James R. Terry's Cameras

They were all there, in the "furnace of the world," as the papers had started calling it, and they were getting annoyed with James R. Terry's cameras. First, this was supposed to be a scientific trip, not a photo shoot. Everywhere you turned, there was Terry with his cameras, and his direction. "Can you just walk up that ridge again?" and "Can I get you to sort of crouch right there, with the smoke coming up behind you?"

It was easy to be annoyed with him. Him and his thin mustache. No one had caught him at it, but he had to spend some time every couple days in front of a mirror with tweezers, or whatever. He was underfoot. And he wouldn't carry any supplies. Any trip supplies. He always his hands full with camera stuff in bags.

But the thing that got to everyone, even if they weren't totally aware of it, was what the cameras implied: someone would be seeing these pictures. Sometime. Later. When they wouldn't be able to explain for themselves what they had seen. He was writing their epitaph, one click and flash at a time. That was unsettling.

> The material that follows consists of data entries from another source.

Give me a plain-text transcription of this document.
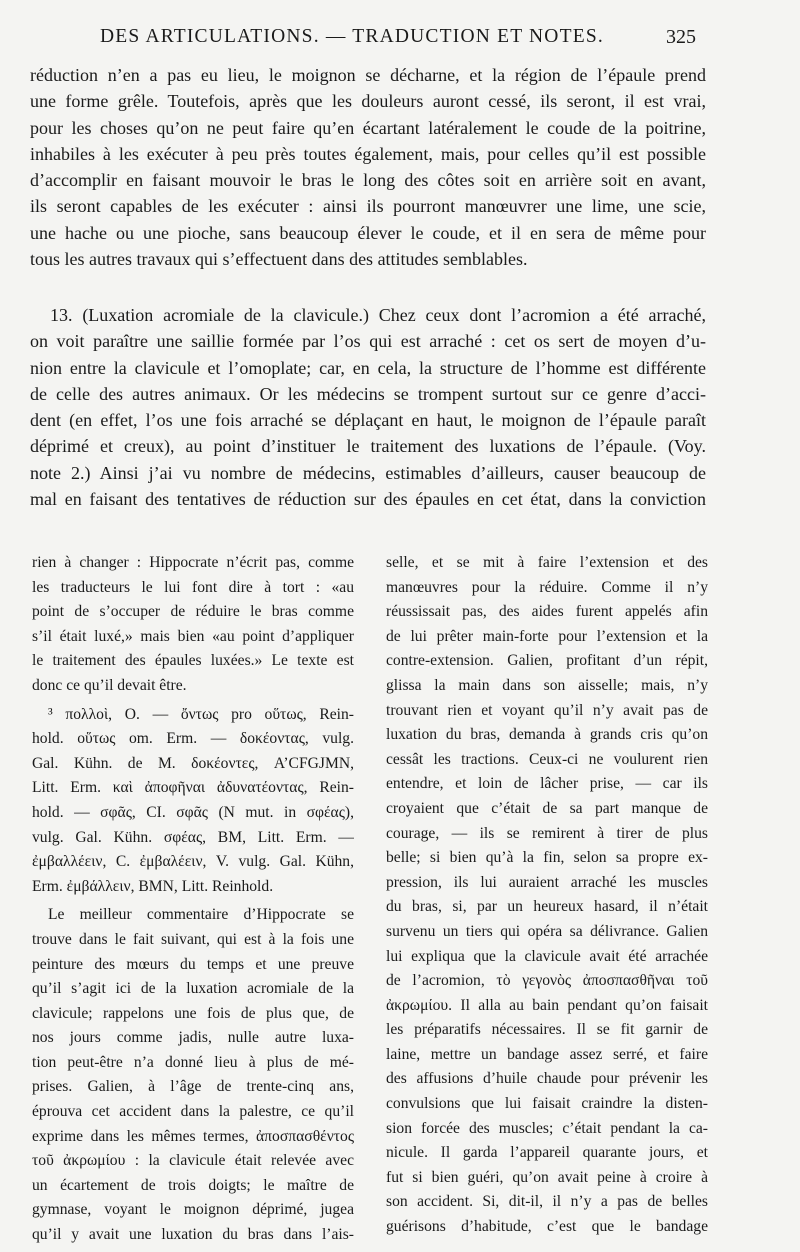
DES ARTICULATIONS. — TRADUCTION ET NOTES.	325
réduction n’en a pas eu lieu, le moignon se décharne, et la région de l’épaule prend
une forme grêle. Toutefois, après que les douleurs auront cessé, ils seront, il est vrai,
pour les choses qu’on ne peut faire qu’en écartant latéralement le coude de la poitrine,
inhabiles à les exécuter à peu près toutes également, mais, pour celles qu’il est possible
d’accomplir en faisant mouvoir le bras le long des côtes soit en arrière soit en avant,
ils seront capables de les exécuter : ainsi ils pourront manœuvrer une lime, une scie,
une hache ou une pioche, sans beaucoup élever le coude, et il en sera de même pour
tous les autres travaux qui s’effectuent dans des attitudes semblables.
13. (Luxation acromiale de la clavicule.) Chez ceux dont l’acromion a été arraché,
on voit paraître une saillie formée par l’os qui est arraché : cet os sert de moyen d’u-
nion entre la clavicule et l’omoplate; car, en cela, la structure de l’homme est différente
de celle des autres animaux. Or les médecins se trompent surtout sur ce genre d’acci-
dent (en effet, l’os une fois arraché se déplaçant en haut, le moignon de l’épaule paraît
déprimé et creux), au point d’instituer le traitement des luxations de l’épaule. (Voy.
note 2.) Ainsi j’ai vu nombre de médecins, estimables d’ailleurs, causer beaucoup de
mal en faisant des tentatives de réduction sur des épaules en cet état, dans la conviction
rien à changer : Hippocrate n’écrit pas, comme
les traducteurs le lui font dire à tort : «au
point de s’occuper de réduire le bras comme
s’il était luxé,» mais bien «au point d’appliquer
le traitement des épaules luxées.» Le texte est
donc ce qu’il devait être.
³ πολλοὶ, O. — ὄντως pro οὕτως, Rein-
hold. οὕτως om. Erm. — δοκέοντας, vulg.
Gal. Kühn. de M. δοκέοντες, A’CFGJMN,
Litt. Erm. καὶ ἀποφῆναι ἀδυνατέοντας, Rein-
hold. — σφᾶς, CI. σφᾶς (N mut. in σφέας),
vulg. Gal. Kühn. σφέας, BM, Litt. Erm. —
ἐμβαλλέειν, C. ἐμβαλέειν, V. vulg. Gal. Kühn,
Erm. ἐμβάλλειν, BMN, Litt. Reinhold.
Le meilleur commentaire d’Hippocrate se
trouve dans le fait suivant, qui est à la fois une
peinture des mœurs du temps et une preuve
qu’il s’agit ici de la luxation acromiale de la
clavicule; rappelons une fois de plus que, de
nos jours comme jadis, nulle autre luxa-
tion peut-être n’a donné lieu à plus de mé-
prises. Galien, à l’âge de trente-cinq ans,
éprouva cet accident dans la palestre, ce qu’il
exprime dans les mêmes termes, ἀποσπασθέντος
τοῦ ἀκρωμίου : la clavicule était relevée avec
un écartement de trois doigts; le maître de
gymnase, voyant le moignon déprimé, jugea
qu’il y avait une luxation du bras dans l’ais-
selle, et se mit à faire l’extension et des
manœuvres pour la réduire. Comme il n’y
réussissait pas, des aides furent appelés afin
de lui prêter main-forte pour l’extension et la
contre-extension. Galien, profitant d’un répit,
glissa la main dans son aisselle; mais, n’y
trouvant rien et voyant qu’il n’y avait pas de
luxation du bras, demanda à grands cris qu’on
cessât les tractions. Ceux-ci ne voulurent rien
entendre, et loin de lâcher prise, — car ils
croyaient que c’était de sa part manque de
courage, — ils se remirent à tirer de plus
belle; si bien qu’à la fin, selon sa propre ex-
pression, ils lui auraient arraché les muscles
du bras, si, par un heureux hasard, il n’était
survenu un tiers qui opéra sa délivrance. Galien
lui expliqua que la clavicule avait été arrachée
de l’acromion, τὸ γεγονὸς ἀποσπασθῆναι τοῦ
ἀκρωμίου. Il alla au bain pendant qu’on faisait
les préparatifs nécessaires. Il se fit garnir de
laine, mettre un bandage assez serré, et faire
des affusions d’huile chaude pour prévenir les
convulsions que lui faisait craindre la disten-
sion forcée des muscles; c’était pendant la ca-
nicule. Il garda l’appareil quarante jours, et
fut si bien guéri, qu’on avait peine à croire à
son accident. Si, dit-il, il n’y a pas de belles
guérisons d’habitude, c’est que le bandage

All around them, volcanoes stirred. The air was filled with plumes. They had meters to tell them when the concentration of poison in the air was too much. In other words, they were all walking through poison every day. The question was, Is there too much poison today? This was the kind of thing that each man needed his mind on. It was unpleasant, but distraction could kill faster than sulfur in the air. And James Terry's cameras were a distraction, a reminder that someone might need to tell their story for them, that they would unable to. And he wouldn't let anyone forget that.

Sunday, May 14, 2006

Underground

He couldn't lay any lower. He couldn't go any deeper underground without being dead and buried. He didn't even remember everything he had done. Telling lies was so natural now he didn't even know he was doing it. He didn't talk to people very much anymore, but when he did he was always Cal, never Peter. The first month he'd felt self-conscious every time he introduced himself. He thought he was giving himself away with a look or a twitch. But no one thought twice. Not too many people moved from Chicago (where he said he was from) to Deer Tree, Idaho, but this Cal was a nice enough sort, they thought.

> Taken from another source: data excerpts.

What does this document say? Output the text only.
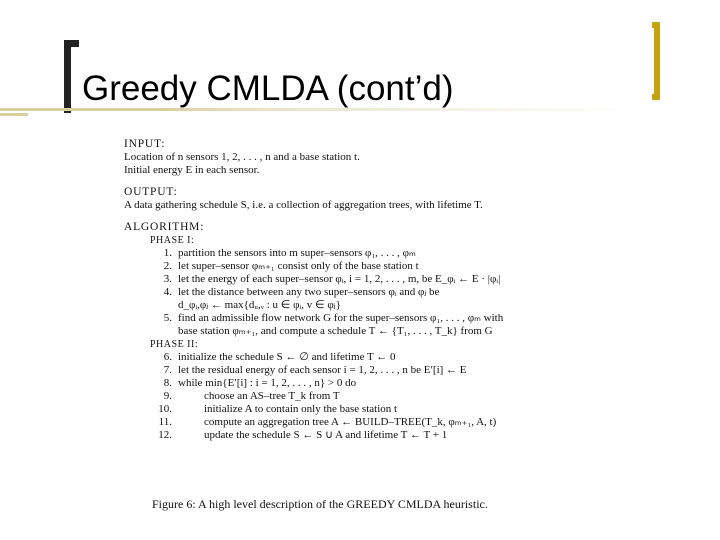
Greedy CMLDA (cont’d)
INPUT:
Location of n sensors 1, 2, . . . , n and a base station t.
Initial energy E in each sensor.
OUTPUT:
A data gathering schedule S, i.e. a collection of aggregation trees, with lifetime T.
ALGORITHM:
PHASE I:
1. partition the sensors into m super–sensors φ₁, . . . , φₘ
2. let super–sensor φₘ₊₁ consist only of the base station t
3. let the energy of each super–sensor φᵢ, i = 1, 2, . . . , m, be E_φᵢ ← E · |φᵢ|
4. let the distance between any two super–sensors φᵢ and φⱼ be
d_φᵢ,φⱼ ← max{dᵤ,ᵥ : u ∈ φᵢ, v ∈ φⱼ}
5. find an admissible flow network G for the super–sensors φ₁, . . . , φₘ with
base station φₘ₊₁, and compute a schedule T ← {T₁, . . . , T_k} from G
PHASE II:
6. initialize the schedule S ← ∅ and lifetime T ← 0
7. let the residual energy of each sensor i = 1, 2, . . . , n be E′[i] ← E
8. while min{E′[i] : i = 1, 2, . . . , n} > 0 do
9.	choose an AS–tree T_k from T
10.	initialize A to contain only the base station t
11.	compute an aggregation tree A ← BUILD–TREE(T_k, φₘ₊₁, A, t)
12.	update the schedule S ← S ∪ A and lifetime T ← T + 1
Figure 6: A high level description of the GREEDY CMLDA heuristic.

The Sixties had pushed him here, and he tunneled all the way from the University of Texas. It started out exciting. Pickets and protests and occupations. They all had bandanas over their faces and he thought he was a hero. He ate brown rice for dinner.

He had a college student's mental flexibility, so when Janice (was that even her name?) had suggested that they free the animals in the bio building, he thought that was a fine idea. It didn't hurt Janice's case that she wore tight sweaters, and had fine, long legs. Peter was in. And the next night, four of them went to Borden Hall, smashed their way in, and Peter put a bullet through a security guard's forehead.

He left that night, for Oklahoma first. Buddy from high school went there. And then it was one friend-of-a-friend's floor after another until the wind blew him to Deer Tree. At first he thought they'd be after him. He'd read the papers. Nothing in the Upper County Reader, so he'd drive into Coeur d'Alene to read the New York Times. He didn't exist. No one was looking for him. His face had been covered the whole time, and no one knew his name. Then paranoia settled over his mind like insecticide.